Il faut aussi pouvoir bénéficier d’un couple suffisant pour passer dans l’hydraulique, surtout au moment du démarrage, les objets solides que l’on trouve actuellement dans les réseaux. « Le variateur propose en général une fonction “boost” de 150 % du couple nominal, ajoute Michel Leromain de Sulzer. Ceci reste malgré tout éloigné du couple disponible sur le moteur en cas de démarrage direct - de l’ordre de 500 % à comparer aux 150 %… - ou par démarreur : leur fonction “boost” procure les 500 % de couple nominal pendant un nombre de période limité ».
Enfin, attention de ne pas faire endosser aux seuls variateurs de fréquence le rôle d’anti-bélier, fonction parfaitement assumée en fonctionnement normal, qui s’avèrera illusoire en cas de panne de courant.
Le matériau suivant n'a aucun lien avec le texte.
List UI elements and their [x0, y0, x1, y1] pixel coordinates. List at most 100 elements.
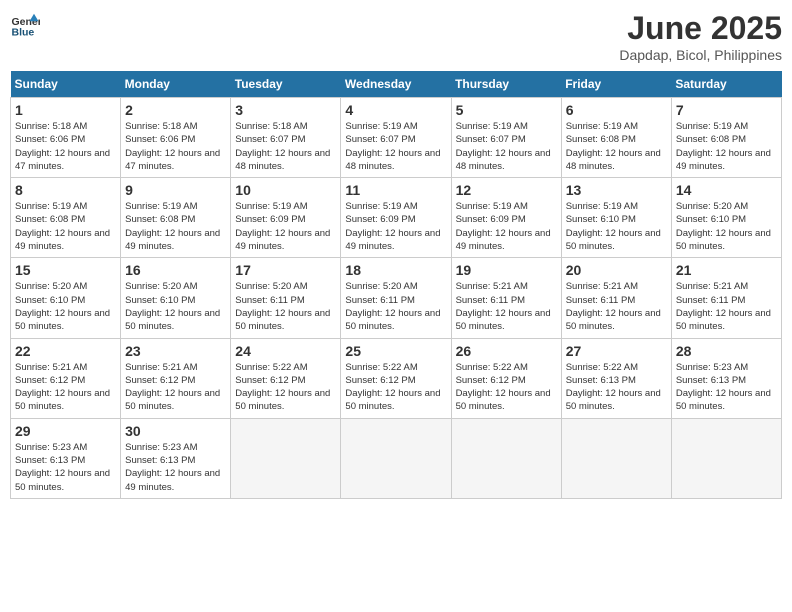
- day-number: 19: [456, 262, 557, 278]
- page-header: General Blue June 2025 Dapdap, Bicol, Ph…: [10, 10, 782, 63]
- day-number: 2: [125, 102, 226, 118]
- calendar-cell: 1 Sunrise: 5:18 AMSunset: 6:06 PMDayligh…: [11, 98, 121, 178]
- day-info: Sunrise: 5:20 AMSunset: 6:10 PMDaylight:…: [125, 281, 220, 332]
- day-number: 4: [345, 102, 446, 118]
- day-number: 18: [345, 262, 446, 278]
- day-header-saturday: Saturday: [671, 71, 781, 98]
- calendar-cell: 30 Sunrise: 5:23 AMSunset: 6:13 PMDaylig…: [121, 418, 231, 498]
- calendar-cell: [341, 418, 451, 498]
- calendar-week-row: 15 Sunrise: 5:20 AMSunset: 6:10 PMDaylig…: [11, 258, 782, 338]
- day-number: 8: [15, 182, 116, 198]
- day-info: Sunrise: 5:22 AMSunset: 6:13 PMDaylight:…: [566, 362, 661, 413]
- day-info: Sunrise: 5:19 AMSunset: 6:08 PMDaylight:…: [125, 201, 220, 252]
- day-number: 15: [15, 262, 116, 278]
- calendar-cell: 18 Sunrise: 5:20 AMSunset: 6:11 PMDaylig…: [341, 258, 451, 338]
- day-number: 6: [566, 102, 667, 118]
- calendar-week-row: 22 Sunrise: 5:21 AMSunset: 6:12 PMDaylig…: [11, 338, 782, 418]
- calendar-cell: 10 Sunrise: 5:19 AMSunset: 6:09 PMDaylig…: [231, 178, 341, 258]
- day-info: Sunrise: 5:22 AMSunset: 6:12 PMDaylight:…: [456, 362, 551, 413]
- calendar-header-row: SundayMondayTuesdayWednesdayThursdayFrid…: [11, 71, 782, 98]
- day-number: 1: [15, 102, 116, 118]
- calendar-cell: 7 Sunrise: 5:19 AMSunset: 6:08 PMDayligh…: [671, 98, 781, 178]
- day-number: 13: [566, 182, 667, 198]
- day-info: Sunrise: 5:18 AMSunset: 6:07 PMDaylight:…: [235, 121, 330, 172]
- day-number: 12: [456, 182, 557, 198]
- calendar-body: 1 Sunrise: 5:18 AMSunset: 6:06 PMDayligh…: [11, 98, 782, 499]
- day-info: Sunrise: 5:20 AMSunset: 6:11 PMDaylight:…: [235, 281, 330, 332]
- calendar-cell: [561, 418, 671, 498]
- calendar-cell: 11 Sunrise: 5:19 AMSunset: 6:09 PMDaylig…: [341, 178, 451, 258]
- day-info: Sunrise: 5:21 AMSunset: 6:12 PMDaylight:…: [15, 362, 110, 413]
- calendar-cell: 25 Sunrise: 5:22 AMSunset: 6:12 PMDaylig…: [341, 338, 451, 418]
- calendar-cell: 23 Sunrise: 5:21 AMSunset: 6:12 PMDaylig…: [121, 338, 231, 418]
- day-number: 21: [676, 262, 777, 278]
- day-number: 17: [235, 262, 336, 278]
- day-number: 25: [345, 343, 446, 359]
- day-info: Sunrise: 5:20 AMSunset: 6:10 PMDaylight:…: [676, 201, 771, 252]
- day-header-friday: Friday: [561, 71, 671, 98]
- day-number: 23: [125, 343, 226, 359]
- calendar-cell: 12 Sunrise: 5:19 AMSunset: 6:09 PMDaylig…: [451, 178, 561, 258]
- day-info: Sunrise: 5:21 AMSunset: 6:11 PMDaylight:…: [566, 281, 661, 332]
- logo: General Blue: [10, 10, 40, 40]
- calendar-cell: 2 Sunrise: 5:18 AMSunset: 6:06 PMDayligh…: [121, 98, 231, 178]
- calendar-cell: 26 Sunrise: 5:22 AMSunset: 6:12 PMDaylig…: [451, 338, 561, 418]
- day-number: 9: [125, 182, 226, 198]
- calendar-cell: 8 Sunrise: 5:19 AMSunset: 6:08 PMDayligh…: [11, 178, 121, 258]
- calendar-cell: 20 Sunrise: 5:21 AMSunset: 6:11 PMDaylig…: [561, 258, 671, 338]
- day-info: Sunrise: 5:19 AMSunset: 6:09 PMDaylight:…: [345, 201, 440, 252]
- calendar-week-row: 29 Sunrise: 5:23 AMSunset: 6:13 PMDaylig…: [11, 418, 782, 498]
- day-number: 30: [125, 423, 226, 439]
- calendar-week-row: 1 Sunrise: 5:18 AMSunset: 6:06 PMDayligh…: [11, 98, 782, 178]
- calendar-week-row: 8 Sunrise: 5:19 AMSunset: 6:08 PMDayligh…: [11, 178, 782, 258]
- day-number: 5: [456, 102, 557, 118]
- day-header-wednesday: Wednesday: [341, 71, 451, 98]
- calendar-cell: 19 Sunrise: 5:21 AMSunset: 6:11 PMDaylig…: [451, 258, 561, 338]
- day-info: Sunrise: 5:19 AMSunset: 6:08 PMDaylight:…: [566, 121, 661, 172]
- calendar-cell: 28 Sunrise: 5:23 AMSunset: 6:13 PMDaylig…: [671, 338, 781, 418]
- calendar-cell: 17 Sunrise: 5:20 AMSunset: 6:11 PMDaylig…: [231, 258, 341, 338]
- day-info: Sunrise: 5:19 AMSunset: 6:07 PMDaylight:…: [345, 121, 440, 172]
- day-number: 28: [676, 343, 777, 359]
- day-info: Sunrise: 5:21 AMSunset: 6:12 PMDaylight:…: [125, 362, 220, 413]
- day-info: Sunrise: 5:23 AMSunset: 6:13 PMDaylight:…: [15, 442, 110, 493]
- day-info: Sunrise: 5:19 AMSunset: 6:09 PMDaylight:…: [456, 201, 551, 252]
- calendar-cell: 22 Sunrise: 5:21 AMSunset: 6:12 PMDaylig…: [11, 338, 121, 418]
- day-number: 26: [456, 343, 557, 359]
- day-info: Sunrise: 5:23 AMSunset: 6:13 PMDaylight:…: [676, 362, 771, 413]
- calendar-cell: 16 Sunrise: 5:20 AMSunset: 6:10 PMDaylig…: [121, 258, 231, 338]
- day-info: Sunrise: 5:22 AMSunset: 6:12 PMDaylight:…: [345, 362, 440, 413]
- title-area: June 2025 Dapdap, Bicol, Philippines: [619, 10, 782, 63]
- day-info: Sunrise: 5:19 AMSunset: 6:07 PMDaylight:…: [456, 121, 551, 172]
- calendar-cell: 13 Sunrise: 5:19 AMSunset: 6:10 PMDaylig…: [561, 178, 671, 258]
- day-number: 16: [125, 262, 226, 278]
- calendar-cell: 15 Sunrise: 5:20 AMSunset: 6:10 PMDaylig…: [11, 258, 121, 338]
- day-info: Sunrise: 5:20 AMSunset: 6:11 PMDaylight:…: [345, 281, 440, 332]
- calendar-cell: 14 Sunrise: 5:20 AMSunset: 6:10 PMDaylig…: [671, 178, 781, 258]
- calendar-cell: 24 Sunrise: 5:22 AMSunset: 6:12 PMDaylig…: [231, 338, 341, 418]
- day-number: 10: [235, 182, 336, 198]
- day-number: 27: [566, 343, 667, 359]
- calendar-cell: [231, 418, 341, 498]
- day-info: Sunrise: 5:20 AMSunset: 6:10 PMDaylight:…: [15, 281, 110, 332]
- day-info: Sunrise: 5:21 AMSunset: 6:11 PMDaylight:…: [676, 281, 771, 332]
- day-info: Sunrise: 5:19 AMSunset: 6:09 PMDaylight:…: [235, 201, 330, 252]
- day-info: Sunrise: 5:21 AMSunset: 6:11 PMDaylight:…: [456, 281, 551, 332]
- day-number: 22: [15, 343, 116, 359]
- day-number: 7: [676, 102, 777, 118]
- day-info: Sunrise: 5:19 AMSunset: 6:10 PMDaylight:…: [566, 201, 661, 252]
- day-header-thursday: Thursday: [451, 71, 561, 98]
- calendar-cell: [451, 418, 561, 498]
- calendar-cell: [671, 418, 781, 498]
- day-header-monday: Monday: [121, 71, 231, 98]
- calendar-cell: 3 Sunrise: 5:18 AMSunset: 6:07 PMDayligh…: [231, 98, 341, 178]
- svg-text:Blue: Blue: [12, 27, 35, 39]
- day-number: 14: [676, 182, 777, 198]
- day-number: 3: [235, 102, 336, 118]
- calendar-cell: 29 Sunrise: 5:23 AMSunset: 6:13 PMDaylig…: [11, 418, 121, 498]
- day-info: Sunrise: 5:18 AMSunset: 6:06 PMDaylight:…: [125, 121, 220, 172]
- calendar-cell: 27 Sunrise: 5:22 AMSunset: 6:13 PMDaylig…: [561, 338, 671, 418]
- day-info: Sunrise: 5:19 AMSunset: 6:08 PMDaylight:…: [676, 121, 771, 172]
- calendar-cell: 4 Sunrise: 5:19 AMSunset: 6:07 PMDayligh…: [341, 98, 451, 178]
- calendar-cell: 6 Sunrise: 5:19 AMSunset: 6:08 PMDayligh…: [561, 98, 671, 178]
Même son de cloche chez Xylem : « selon les utilisateurs ou exploitants, selon les types d’installations, les problématiques peuvent être très différentes, confirme Mouthou Soudarissanane, Manager Monitoring and Control Xylem France. La volonté de réduction de la consommation énergétique devient bien entendu commune à tous les métiers, mais pour utiliser la variation de vitesse dans le domaine des eaux usées, d’autres facteurs doivent être pris en compte, par exemple le risque accru de colmatage ».
Au final, il est donc très important de faire appel à des experts du pompage ou de l’agitation, pour obtenir une solution sur mesure.